Oak Bay, Saanich and Victoria have found themselves on a provincial list that aims to correct British Columbia’s ongoing housing crisis.

“Simply put, housing supply cannot keep up with the demand,” said Housing Minister Ravi Kahlon.

The province’s goal is to cut municipal red tape. “Our aim is to make it easier for municipalities to approve projects quickly,” said Kahlon.

“We welcome the opportunity to work with the province,” said Dean Murdock, the mayor of Saanich.

Murdock welcomes his municipality making the province’s list and says council and city staff are already working to streamline the approval process for more housing.

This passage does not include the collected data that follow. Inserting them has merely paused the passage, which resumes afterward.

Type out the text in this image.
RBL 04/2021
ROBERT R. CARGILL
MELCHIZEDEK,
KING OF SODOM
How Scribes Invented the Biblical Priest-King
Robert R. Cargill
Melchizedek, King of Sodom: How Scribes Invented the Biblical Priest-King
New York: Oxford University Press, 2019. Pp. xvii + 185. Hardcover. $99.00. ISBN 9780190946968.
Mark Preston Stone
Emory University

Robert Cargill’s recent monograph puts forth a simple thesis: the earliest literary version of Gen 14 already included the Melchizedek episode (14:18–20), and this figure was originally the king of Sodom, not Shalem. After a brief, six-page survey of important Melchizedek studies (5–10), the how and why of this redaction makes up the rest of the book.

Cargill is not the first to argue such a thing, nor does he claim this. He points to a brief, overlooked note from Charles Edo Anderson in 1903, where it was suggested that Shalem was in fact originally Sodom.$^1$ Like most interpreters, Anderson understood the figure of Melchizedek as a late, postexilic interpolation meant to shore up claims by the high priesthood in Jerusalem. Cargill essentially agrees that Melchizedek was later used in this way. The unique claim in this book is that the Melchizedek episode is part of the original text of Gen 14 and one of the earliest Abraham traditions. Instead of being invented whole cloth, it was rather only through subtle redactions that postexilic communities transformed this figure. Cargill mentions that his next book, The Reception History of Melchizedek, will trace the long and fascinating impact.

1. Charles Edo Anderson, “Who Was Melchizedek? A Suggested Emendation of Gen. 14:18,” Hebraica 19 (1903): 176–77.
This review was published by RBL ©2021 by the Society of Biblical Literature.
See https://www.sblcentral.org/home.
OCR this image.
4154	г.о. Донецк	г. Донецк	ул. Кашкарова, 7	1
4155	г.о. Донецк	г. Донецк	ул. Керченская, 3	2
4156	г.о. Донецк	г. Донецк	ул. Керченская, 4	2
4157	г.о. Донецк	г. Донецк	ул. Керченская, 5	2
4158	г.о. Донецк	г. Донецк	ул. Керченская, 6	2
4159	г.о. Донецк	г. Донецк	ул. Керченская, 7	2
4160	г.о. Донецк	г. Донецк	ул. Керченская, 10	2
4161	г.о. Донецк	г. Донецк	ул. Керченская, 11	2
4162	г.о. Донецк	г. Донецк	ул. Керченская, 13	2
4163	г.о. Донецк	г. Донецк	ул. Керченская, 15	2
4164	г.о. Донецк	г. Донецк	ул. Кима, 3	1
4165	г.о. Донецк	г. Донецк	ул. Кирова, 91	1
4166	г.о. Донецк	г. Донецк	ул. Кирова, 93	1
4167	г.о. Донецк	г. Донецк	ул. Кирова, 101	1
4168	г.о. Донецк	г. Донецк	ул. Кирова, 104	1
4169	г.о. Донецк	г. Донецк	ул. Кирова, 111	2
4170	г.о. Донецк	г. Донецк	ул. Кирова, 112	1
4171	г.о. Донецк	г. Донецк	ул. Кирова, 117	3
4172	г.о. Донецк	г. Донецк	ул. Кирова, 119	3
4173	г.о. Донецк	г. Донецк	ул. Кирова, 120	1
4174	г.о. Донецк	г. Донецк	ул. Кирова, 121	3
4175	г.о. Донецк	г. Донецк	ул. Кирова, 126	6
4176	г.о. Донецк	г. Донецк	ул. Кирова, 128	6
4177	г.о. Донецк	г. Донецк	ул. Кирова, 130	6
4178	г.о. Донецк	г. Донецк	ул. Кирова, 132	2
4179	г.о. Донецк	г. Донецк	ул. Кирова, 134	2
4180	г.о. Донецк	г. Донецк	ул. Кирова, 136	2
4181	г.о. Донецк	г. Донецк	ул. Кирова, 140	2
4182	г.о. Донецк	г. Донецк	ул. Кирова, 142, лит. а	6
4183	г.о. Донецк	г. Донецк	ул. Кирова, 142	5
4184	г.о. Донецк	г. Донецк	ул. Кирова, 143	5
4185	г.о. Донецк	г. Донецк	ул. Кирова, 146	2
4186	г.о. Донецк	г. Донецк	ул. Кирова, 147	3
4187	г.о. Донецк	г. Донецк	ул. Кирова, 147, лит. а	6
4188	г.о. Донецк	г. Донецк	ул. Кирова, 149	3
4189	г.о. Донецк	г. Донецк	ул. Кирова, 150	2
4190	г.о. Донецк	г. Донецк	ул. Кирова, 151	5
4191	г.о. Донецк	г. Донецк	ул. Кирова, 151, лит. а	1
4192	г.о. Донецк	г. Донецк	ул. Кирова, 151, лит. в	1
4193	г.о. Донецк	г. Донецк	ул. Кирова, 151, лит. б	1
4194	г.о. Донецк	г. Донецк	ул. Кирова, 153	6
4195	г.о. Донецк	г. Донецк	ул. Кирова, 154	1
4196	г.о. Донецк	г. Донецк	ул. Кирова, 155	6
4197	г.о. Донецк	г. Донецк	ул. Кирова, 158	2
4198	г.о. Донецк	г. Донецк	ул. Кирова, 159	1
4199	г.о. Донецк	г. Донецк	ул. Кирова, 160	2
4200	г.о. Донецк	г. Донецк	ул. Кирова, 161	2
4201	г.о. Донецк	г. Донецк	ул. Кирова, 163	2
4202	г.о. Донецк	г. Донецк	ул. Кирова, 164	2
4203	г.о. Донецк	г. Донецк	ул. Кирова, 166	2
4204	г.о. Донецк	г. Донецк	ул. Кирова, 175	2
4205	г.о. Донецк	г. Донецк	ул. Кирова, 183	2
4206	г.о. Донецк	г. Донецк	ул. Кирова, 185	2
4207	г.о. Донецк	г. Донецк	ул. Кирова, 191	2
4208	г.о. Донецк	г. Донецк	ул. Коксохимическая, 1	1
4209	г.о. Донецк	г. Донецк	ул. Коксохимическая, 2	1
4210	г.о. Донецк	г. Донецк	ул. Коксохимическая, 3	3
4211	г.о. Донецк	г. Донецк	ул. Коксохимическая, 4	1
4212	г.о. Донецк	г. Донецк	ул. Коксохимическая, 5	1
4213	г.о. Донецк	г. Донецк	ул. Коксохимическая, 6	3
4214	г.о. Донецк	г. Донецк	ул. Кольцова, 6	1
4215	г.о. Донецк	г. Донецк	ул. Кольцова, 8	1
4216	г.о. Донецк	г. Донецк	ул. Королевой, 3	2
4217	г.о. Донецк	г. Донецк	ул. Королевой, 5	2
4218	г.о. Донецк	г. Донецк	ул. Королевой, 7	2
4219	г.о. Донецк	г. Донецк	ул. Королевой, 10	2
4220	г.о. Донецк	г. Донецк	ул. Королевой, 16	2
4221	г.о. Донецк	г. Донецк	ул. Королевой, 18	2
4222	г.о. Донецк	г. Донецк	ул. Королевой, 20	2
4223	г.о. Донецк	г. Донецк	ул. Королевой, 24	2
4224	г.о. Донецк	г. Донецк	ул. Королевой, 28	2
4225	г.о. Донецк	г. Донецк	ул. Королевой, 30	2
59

“Saanich is a large municipality that has a role to play in creating more homes for more people,” said Murdock.

Saanich, along with nine other municipalities in the province will now take the summer to work with ministry staff to set housing goals within their communities.

The province says it will then support municipalities in reaching those goals. What that support will look like is still unknown.

“I think for us, this is just a reinforcement of the direction that we’ve been going in for some time and that we want to continue,” said Marianne Alto, the mayor of Victoria.

Alto lobbied to be included on the province’s list as the capital city has done a lot of work recently to add much needed housing to the region.

“We’re certainly making progress,” said Mike Kozakowski, the founder of citified.ca, a real estate and housing blog.

Kozakowski has crunched the numbers and says there are currently around 5,000 units of purpose-built rentals under construction in the Capital Region.

Some municipalities are punching well above their weight in terms of building units.

Per capita, View Royal is leading the charge. Esquimalt is in second place with Langford coming in third.

“There are four municipalities with zero purpose-built rental housing currently under construction,” said Kozakowski.

Those being North Saanich, Metchosin, Highlands and Oak Bay--which just found itself on the province’s list.

“We have been very deliberate in terms of trying to move forward on housing projects,” said Barb Desjardins, the mayor of Esquimalt.

Esquimalt has recently approved 1,700 units of purpose-built rental housing within its borders, as well as condominiums and townhouse projects.

“So that across the spectrum there is the ability for people to fit in the market somehow,” said Desjardins.

For those who made the list, changes must be made, or the province says it will step in and compel the region to cut red tape and approve units of housing.